Salud y Fármacos is an international non-profit organization that promotes access and the appropriate use of pharmaceuticals among the Spanish-speaking population.

ENSAYOS CLÍNICOS

Breves

Un análisis halla que con frecuencia los ensayos clínicos son pequeños y de mala calidad

Randy Dotinga
HealthyDay, 1 de mayo 2012
http://www.healthfinder.gov/news/newsstory2.aspx?Docid=664378&source=govdelivery
Traducido por Hola Doctor

Un nuevo análisis de los ensayos clínicos registrados en EE UU, o sea de la investigación que busca determinar si los tratamientos médicos o las estrategias de prevención funcionan, halla que muchos son pequeños y de mala calidad.

Los estudios sobre los tratamientos del cáncer, en particular, con frecuencia no siguen los estándares más estrictos de la investigación médica, halló el análisis. Y 7% de los estudios no se molestaron en mencionar su propósito, mientras que algunos no proveyeron otros detalles importantes.

“Creemos que los grupos de expertos deben comenzar a escudriñar más la base de datos y a realmente examinar la calidad de los ensayos uno por uno”, planteó el autor del informe, el Dr. Robert Califf, vicecanciller de investigación clínica y traslacional de la Universidad de Duke. “Por primera vez, tenemos la oportunidad de ver todo el universo [de la investigación clínica], y ver que podemos hacer un mejor trabajo”.

Califf y colegas examinaron la base de datos de Clinicaltrials.gov, que incluye estudios de investigación médica que inscriben a personas. En EE UU, la ley demanda que muchos tipos de estudios se registren en esta base de datos.

A medida que la ley se ha fortalecido, el número de ensayos registrados ha aumentado. Entre octubre de 2007 y septiembre de 2010 se registró un total de 40,970 ensayos, en comparación con 28,881 ensayos registrados en los tres años anteriores. “En el pasado se hacían muchos estudios, pero muchos de ellos nunca se registraban ni se reportaban en ningún sitio”, explicó Cliff. “A veces, solo se veían los que resultaban positivos. Ahora tenemos una información mucho más precisa”.

Sin embargo, el análisis halló que la mayoría de investigaciones clínicas de la base de datos no son muy extensivas, lo que plantea preguntas sobre la confiabilidad.

El nuevo informe señala que 62% de los ensayos de 2007 a 2010 eran pequeños, con cien o menos participantes. Apenas cuatro por ciento tenían más de mil participantes.

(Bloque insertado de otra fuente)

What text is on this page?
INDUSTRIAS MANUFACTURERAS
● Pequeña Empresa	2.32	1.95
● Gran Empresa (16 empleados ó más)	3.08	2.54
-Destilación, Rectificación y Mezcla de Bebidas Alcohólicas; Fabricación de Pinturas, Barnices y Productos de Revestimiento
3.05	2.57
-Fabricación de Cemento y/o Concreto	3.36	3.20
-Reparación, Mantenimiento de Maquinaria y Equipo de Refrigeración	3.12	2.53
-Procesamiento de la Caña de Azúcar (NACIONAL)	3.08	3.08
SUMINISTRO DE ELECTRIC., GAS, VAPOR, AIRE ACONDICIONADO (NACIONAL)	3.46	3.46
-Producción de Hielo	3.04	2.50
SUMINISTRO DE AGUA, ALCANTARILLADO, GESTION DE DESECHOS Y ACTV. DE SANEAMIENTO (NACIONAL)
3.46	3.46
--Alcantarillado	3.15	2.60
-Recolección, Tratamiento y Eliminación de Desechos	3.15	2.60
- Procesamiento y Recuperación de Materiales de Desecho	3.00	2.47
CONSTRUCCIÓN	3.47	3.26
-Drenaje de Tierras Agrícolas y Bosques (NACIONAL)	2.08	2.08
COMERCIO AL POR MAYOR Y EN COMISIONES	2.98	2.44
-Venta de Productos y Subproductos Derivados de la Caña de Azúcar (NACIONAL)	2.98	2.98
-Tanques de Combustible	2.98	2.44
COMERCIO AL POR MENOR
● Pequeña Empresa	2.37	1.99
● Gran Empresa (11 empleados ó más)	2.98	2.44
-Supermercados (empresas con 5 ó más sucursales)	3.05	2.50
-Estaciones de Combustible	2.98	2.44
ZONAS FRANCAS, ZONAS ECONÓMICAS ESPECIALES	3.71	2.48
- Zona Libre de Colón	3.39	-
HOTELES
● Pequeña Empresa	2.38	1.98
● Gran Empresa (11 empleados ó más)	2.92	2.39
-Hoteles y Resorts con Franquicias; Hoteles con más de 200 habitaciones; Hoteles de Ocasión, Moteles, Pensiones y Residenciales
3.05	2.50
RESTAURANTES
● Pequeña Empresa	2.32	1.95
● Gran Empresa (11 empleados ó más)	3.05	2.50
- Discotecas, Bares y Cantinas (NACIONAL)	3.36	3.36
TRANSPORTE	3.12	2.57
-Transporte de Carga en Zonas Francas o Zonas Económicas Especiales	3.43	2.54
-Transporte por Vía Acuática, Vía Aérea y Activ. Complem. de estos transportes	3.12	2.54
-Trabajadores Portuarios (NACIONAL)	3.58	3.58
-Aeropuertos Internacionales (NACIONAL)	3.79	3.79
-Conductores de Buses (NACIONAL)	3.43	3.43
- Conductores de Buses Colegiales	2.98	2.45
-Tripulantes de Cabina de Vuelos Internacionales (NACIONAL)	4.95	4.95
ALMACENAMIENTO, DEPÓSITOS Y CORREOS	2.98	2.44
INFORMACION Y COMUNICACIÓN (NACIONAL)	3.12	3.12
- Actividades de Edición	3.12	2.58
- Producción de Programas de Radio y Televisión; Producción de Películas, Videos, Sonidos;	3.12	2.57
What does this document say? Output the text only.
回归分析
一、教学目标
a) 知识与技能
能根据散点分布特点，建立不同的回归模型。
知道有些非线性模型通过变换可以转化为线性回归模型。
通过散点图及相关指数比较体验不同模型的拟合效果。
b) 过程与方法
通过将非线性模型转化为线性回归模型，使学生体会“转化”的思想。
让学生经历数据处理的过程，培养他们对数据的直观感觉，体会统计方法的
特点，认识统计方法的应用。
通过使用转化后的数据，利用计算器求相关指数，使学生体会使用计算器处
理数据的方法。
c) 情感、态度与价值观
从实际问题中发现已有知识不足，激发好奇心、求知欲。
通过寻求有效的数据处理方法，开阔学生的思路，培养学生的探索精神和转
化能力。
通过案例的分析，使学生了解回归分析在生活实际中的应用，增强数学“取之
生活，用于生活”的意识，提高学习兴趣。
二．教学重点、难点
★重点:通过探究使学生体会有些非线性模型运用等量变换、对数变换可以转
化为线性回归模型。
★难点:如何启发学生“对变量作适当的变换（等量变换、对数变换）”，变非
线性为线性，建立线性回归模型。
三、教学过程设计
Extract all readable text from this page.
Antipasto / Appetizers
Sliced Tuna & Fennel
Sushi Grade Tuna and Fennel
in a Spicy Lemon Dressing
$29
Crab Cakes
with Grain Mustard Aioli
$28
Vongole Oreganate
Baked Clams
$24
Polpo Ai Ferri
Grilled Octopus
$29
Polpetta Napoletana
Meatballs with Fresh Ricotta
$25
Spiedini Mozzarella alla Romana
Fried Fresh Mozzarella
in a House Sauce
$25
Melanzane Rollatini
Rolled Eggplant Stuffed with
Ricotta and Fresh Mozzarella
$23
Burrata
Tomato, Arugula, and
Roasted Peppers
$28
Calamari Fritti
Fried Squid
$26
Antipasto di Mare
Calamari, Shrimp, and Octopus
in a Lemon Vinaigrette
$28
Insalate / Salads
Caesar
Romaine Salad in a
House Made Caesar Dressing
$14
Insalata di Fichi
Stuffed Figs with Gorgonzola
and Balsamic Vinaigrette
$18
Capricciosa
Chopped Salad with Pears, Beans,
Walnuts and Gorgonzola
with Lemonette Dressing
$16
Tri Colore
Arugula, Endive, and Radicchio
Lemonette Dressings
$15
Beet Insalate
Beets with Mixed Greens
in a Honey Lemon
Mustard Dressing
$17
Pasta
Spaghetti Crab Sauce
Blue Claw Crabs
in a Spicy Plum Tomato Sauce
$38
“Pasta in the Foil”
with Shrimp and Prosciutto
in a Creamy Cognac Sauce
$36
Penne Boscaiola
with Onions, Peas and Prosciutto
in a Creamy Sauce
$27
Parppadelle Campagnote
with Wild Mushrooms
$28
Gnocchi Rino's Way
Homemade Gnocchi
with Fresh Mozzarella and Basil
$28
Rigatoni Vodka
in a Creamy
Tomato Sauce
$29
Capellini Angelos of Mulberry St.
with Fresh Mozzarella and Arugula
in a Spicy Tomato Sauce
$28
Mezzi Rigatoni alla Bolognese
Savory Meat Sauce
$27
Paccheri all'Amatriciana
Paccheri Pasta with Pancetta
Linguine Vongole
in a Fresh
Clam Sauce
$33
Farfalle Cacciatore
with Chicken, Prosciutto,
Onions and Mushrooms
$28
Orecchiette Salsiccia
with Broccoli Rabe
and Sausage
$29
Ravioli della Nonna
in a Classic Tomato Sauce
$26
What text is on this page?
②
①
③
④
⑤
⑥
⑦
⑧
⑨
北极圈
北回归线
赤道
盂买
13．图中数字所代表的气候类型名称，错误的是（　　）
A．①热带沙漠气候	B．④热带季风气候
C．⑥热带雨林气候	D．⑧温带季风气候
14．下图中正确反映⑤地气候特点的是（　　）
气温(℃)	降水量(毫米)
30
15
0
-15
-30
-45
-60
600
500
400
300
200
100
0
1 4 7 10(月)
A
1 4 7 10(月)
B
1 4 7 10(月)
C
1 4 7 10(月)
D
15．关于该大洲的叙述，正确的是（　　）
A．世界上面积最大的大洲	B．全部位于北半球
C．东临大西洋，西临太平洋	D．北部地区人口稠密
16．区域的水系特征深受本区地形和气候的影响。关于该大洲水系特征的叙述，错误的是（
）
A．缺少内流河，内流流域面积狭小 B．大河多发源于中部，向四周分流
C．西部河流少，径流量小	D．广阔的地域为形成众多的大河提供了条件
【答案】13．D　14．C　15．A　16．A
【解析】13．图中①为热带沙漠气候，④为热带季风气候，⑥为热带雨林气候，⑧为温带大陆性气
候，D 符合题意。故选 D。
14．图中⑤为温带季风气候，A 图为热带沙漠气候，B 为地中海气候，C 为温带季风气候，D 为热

“Cada semana se registran 330 nuevos ensayos clínicos, y muchos de ellos son pequeños y probablemente no de tanta calidad como deberían”, dijo Califf.

Idealmente, los estudios médicos comparan grupos de personas elegidas al azar entre sí, con un grupo que recibe el tratamiento y otro que recibe otro tratamiento o un placebo inactivo. Sin embargo, 65% de los estudios sobre cáncer no aleatorizaron a los pacientes, frente a 26% de los estudios cardiovasculares.

El hallazgo plantea preguntas sobre si los estudios respecto al cáncer se deberían hacer de forma distinta, apuntó Califf.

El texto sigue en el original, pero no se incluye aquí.